Way to Prep #3 - Clue (1985)

Based on one of the best board games around, Clue was a movie adaptation of the story we all know and love. A couple of guests are invited to a house, the host of the party is murdered and everyone is a suspect. The game has us investigate who the killer is, what weapon they used and what room they did the deed . The movie turns this premise into a murder mystery comedy, full of laughs and death. The problem here was that the producers of the movie made THREE different versions with THREE different killers. The different versions were released to different locations across the country in an attempt to create demand for repeat viewings. The plan failed and the film bombed at the box office. It was destined to live on as great movie to watch on TV but has been plagued by these multiple versions because now all three are shown with the movie. After it stopped playing in theaters, all three endings were tagged onto the feature and that’s what we get whenever we see it on TV. Turns out, the only thing worse than having the killer be a baby is to have three killers across three different versions. If Orient Express can settle on just one or two killers with a clear vision it will make finding the truth worth the hunt.

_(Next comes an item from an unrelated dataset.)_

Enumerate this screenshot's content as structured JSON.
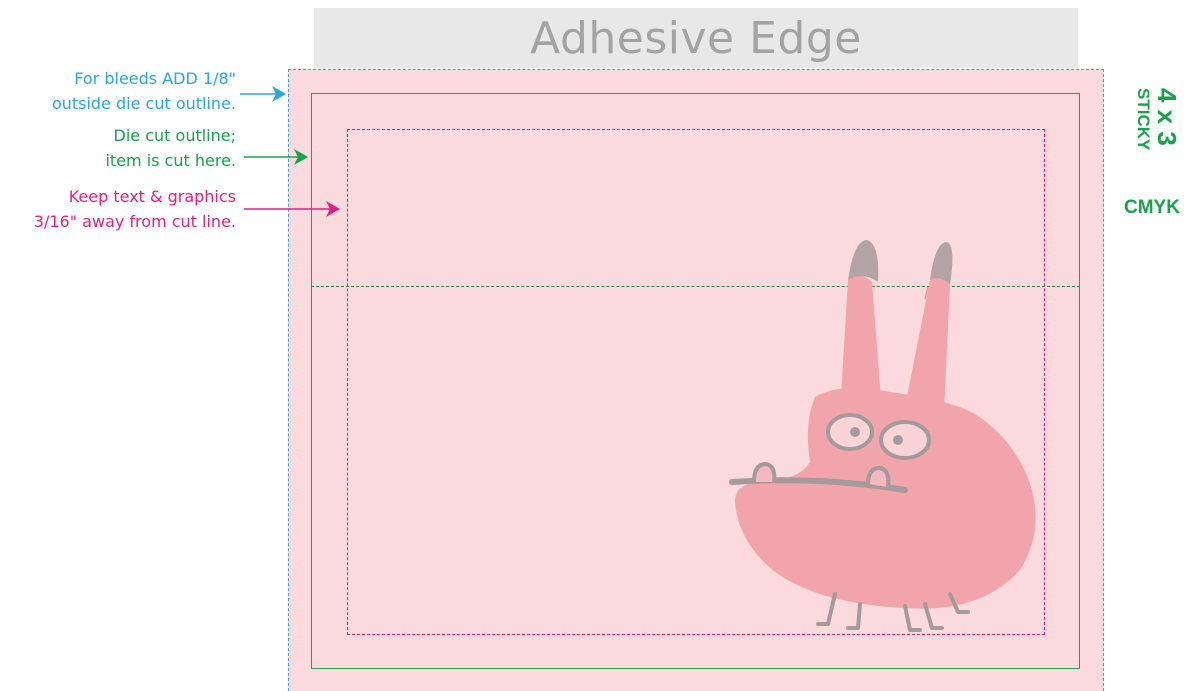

Way to Prep #4 - Murder on the Orient Express (1934 novel by Agatha Christie)

I imagine the classic book is better than original movie because, well, it’s the source material. However, I have a theory about book-to-movie adaptations: watch the movie first, read the book second. I have always lived by this theory and it has worked wonders for me. I loved Lord of the Rings, Harry Potter and, yes, even Twilight. Those movies were great because I never read the books, so I wasn’t pissed as I watched the movie because the movie cut things out of the book to clock in at a reasonable runtime. Instead, if you watch the movie first and then the book second, the book becomes the extended edition of the movie you loved! Never have I uttered the words, “Oh man, they cut that out of the book and now the movie sucks as a result!” If you never read the book first then you can’t be disappointed with what’s missing in the movie. If you read the book second, you’re doing so because you enjoyed the movie and you can expand on the world you now love with a book full of additional content. It might be a backwards way of thinking but it has served me well in making sure I enjoy my experience at the movies.

Way to Prep #5 - The Polar Express (2004)

The Polar Express is a modern animated holiday classic, telling the tale of a boy that gets onto a magical train on Christmas Eve and takes a ride to the North Pole. Adventures are had, beauty is seen and magic is made in this family favorite. Polar Express had decent reviews (55% positive) and opened to $23 million, but then chugged along to $163 million and three Oscar nominations. Orient Express is tracking towards a similar $25 million debut and has better reviews. Granted, Orient Express wasn’t made for families but maybe magic can carry this one through a long winter towards blockbuster status. Most of the cast could use a hit on their resume, and the holiday season is the time for surprise blockbusters. Orient Express is primed for such a breakout. If you think 65% positive reviews isn’t enough, wait for Justice League. When that is released, 65% positive might just seem good enough for a few Oscar nominations.